Мальчишкой читаешь про фронт или про подпольщиков и удивляешься: откуда такая смелость отчаянная берётся у людей? Кажется, сам бы никогда не выдержал. Так я думал в 30-е годы над Ремарком ("Im Westen nichts Neues"), а на фронт попал и убедился, что всё проще гораздо, и вживаешься постепенно, а в описаниях - куда страшнее, чем оно есть.
И в подполье если с-бухта-барахта вступать, при красном фонаре, в чёрной маске, да клятву какую-нибудь произносить или кровью расписываться, так наверно очень страшно. А человеку, который давным-давно выброшен из семейного уклада, не имеет основы (уже и охоты) для постройки внешней жизни, а живёт только внутренне - тому зацепка за зацепкою, похоронки за похоронками, с кем-то знакомство, через него другое, там - условная фраза в письме или при явке, там - кличка, там - цепочка из нескольких человек, просыпаешься однажды утром: батюшки, да ведь я давно подпольщик!
Горько, конечно, что не для революции надо спускаться в то подполье, а для простой художественной литературы.
Шли годы, я уже освободился из ссылки, переехал в Среднюю Россию, женился, был реабилитирован и допущен в умеренно-благополучную ничтожно-покорную жизнь - но к подпольно-литературной изнанке её я так же привык, как к лицевой школьной стороне. Всякий вопрос: на какой редакции закончить работу, к какому сроку хорошо бы поспеть, сколько экземпляров отпечатать, какой размер страницы взять, как стеснить строки, на какой машинке, и куда потом экземпляры - все эти вопросы решались не дыханием непринуждённым писателя, которому только бы достроить вещь, наглядеться и отойти, - а ещё и вечно напряжёнными расчётами подпольщика: как и где это будет храниться, в чём будет перевозиться, и какие новые захоронки надо придумывать из-за того, что все растёт и растёт объём написанного и перепечатанного.
Важней всего и был объём вещи - не творческий объём в авторских листах, а объём в кубических сантиметрах. Тут выручали меня ещё неиспорченные глаза и от природы мелкий, как луковые семена, почерк; бумага тонкая, если удавалось привезти её из Москвы; полное уничтожение (всегда и только - сожжение) всех набросков, планов и промежуточных редакций; теснейшая, строчка к строчке, без всяких полей и двусторонняя перепечатка; а по окончанию перепечатки - сожжение и главного беловика рукописи тоже: один огонь я признавал надёжным ещё с первых литературных шагов в тюрьме. По этой программе пошёл и роман "В круге первом", и рассказ "Щ-854", и сценарий "Знают истину танки", не говоря о более ранних вещах1.

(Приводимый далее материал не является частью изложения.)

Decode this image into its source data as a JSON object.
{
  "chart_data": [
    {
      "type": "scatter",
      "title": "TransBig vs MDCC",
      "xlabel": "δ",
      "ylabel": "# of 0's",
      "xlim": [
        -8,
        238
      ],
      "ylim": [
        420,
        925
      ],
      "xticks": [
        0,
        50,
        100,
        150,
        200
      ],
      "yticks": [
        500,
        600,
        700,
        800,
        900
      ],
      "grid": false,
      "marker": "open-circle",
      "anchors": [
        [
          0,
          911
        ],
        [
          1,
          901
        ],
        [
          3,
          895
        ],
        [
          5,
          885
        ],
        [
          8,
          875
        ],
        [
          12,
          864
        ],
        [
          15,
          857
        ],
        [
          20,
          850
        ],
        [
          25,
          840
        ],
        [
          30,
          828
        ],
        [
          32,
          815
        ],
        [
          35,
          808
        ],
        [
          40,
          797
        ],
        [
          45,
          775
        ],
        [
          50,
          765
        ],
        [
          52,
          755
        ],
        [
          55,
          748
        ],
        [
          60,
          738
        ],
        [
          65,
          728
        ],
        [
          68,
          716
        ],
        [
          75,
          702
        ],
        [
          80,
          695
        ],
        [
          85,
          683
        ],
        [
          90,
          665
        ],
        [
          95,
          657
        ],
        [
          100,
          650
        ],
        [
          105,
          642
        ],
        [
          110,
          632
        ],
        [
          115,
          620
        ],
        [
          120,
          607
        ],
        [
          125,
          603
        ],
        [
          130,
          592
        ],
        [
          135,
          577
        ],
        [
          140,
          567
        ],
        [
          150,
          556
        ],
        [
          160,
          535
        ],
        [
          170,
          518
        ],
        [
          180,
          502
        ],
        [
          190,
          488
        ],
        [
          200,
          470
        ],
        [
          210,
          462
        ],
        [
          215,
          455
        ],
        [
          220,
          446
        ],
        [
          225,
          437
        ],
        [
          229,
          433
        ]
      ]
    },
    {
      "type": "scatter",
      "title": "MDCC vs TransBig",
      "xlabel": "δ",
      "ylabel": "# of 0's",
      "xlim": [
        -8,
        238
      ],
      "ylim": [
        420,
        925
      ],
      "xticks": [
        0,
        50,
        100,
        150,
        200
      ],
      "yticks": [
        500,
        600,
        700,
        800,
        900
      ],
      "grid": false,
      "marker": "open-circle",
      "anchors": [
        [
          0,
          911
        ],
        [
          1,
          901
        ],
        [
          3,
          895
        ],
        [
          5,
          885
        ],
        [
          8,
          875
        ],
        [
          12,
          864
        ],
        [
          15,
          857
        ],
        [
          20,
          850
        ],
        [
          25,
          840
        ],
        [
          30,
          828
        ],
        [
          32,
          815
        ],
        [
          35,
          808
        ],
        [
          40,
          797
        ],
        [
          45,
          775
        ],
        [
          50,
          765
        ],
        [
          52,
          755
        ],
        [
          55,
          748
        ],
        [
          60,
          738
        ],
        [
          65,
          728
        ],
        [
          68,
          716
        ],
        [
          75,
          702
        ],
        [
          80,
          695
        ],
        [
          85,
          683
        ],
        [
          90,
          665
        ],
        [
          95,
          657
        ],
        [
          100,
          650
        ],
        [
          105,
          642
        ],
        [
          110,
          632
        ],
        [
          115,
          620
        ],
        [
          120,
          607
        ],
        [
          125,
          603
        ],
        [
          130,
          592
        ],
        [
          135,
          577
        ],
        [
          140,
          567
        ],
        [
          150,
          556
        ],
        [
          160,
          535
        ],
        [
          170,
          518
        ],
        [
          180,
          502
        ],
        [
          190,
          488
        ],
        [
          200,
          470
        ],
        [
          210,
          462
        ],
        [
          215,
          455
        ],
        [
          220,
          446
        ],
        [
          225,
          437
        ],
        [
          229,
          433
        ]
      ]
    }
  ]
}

Все эти предосторожности были, конечно, с запасом, но бережёного Бог бережёт. Статистически почти невероятным было, чтобы безо всякого внешнего повода ко мне на квартиру нагрянуло бы ЧКГБ, хоть я и бывший зэк: ведь миллионы их, бывших зэков2. Однако это всё пока соблюдается пословица:
"Никто в лесу не знал бы дятла, если бы не свой носок".
Безопасность приходилось усилить всем образом жизни, в Рязани, куда я недавно переехал, не иметь вовсе никаких знакомых, приятелей, не принимать дома гостей и не ходить в гости - потому что нельзя же никому объяснить, что ни в месяц, ни в год, ни на праздники, ни в отпуск у человека не бывает свободного часа; нельзя дать вырваться из квартиры ни атому скрытому, нельзя впустить на миг ничьего внимательною взгляда, - жена строго выдерживала этот режим, и я это очень ценил. На работе среди сослуживцев никогда не проявлять широты интересов, но всегда выказывать свою чужесть литературе (литературная "враждебная" деятельность ставилась мне в вину уже по следственному делу - и по этому особому вопросу, остыл я или не остыл, могли за мной агенты наблюдать); наконец, на каждом жизненном шагу сталкиваясь с чванством, грубостью, дуростью и корыстью начальства всех ступеней и всех учреждений и иногда имея возможность меткой жалобой, решительным возражением что-то очистить или чего-то добиться - никогда себе этого не разрешать, не выделяться ни на плечо в сторону бунта, борьбы, быть образцовым советским гражданином, то есть всегда послушным любому помыканию, всегда довольным любою глупостью.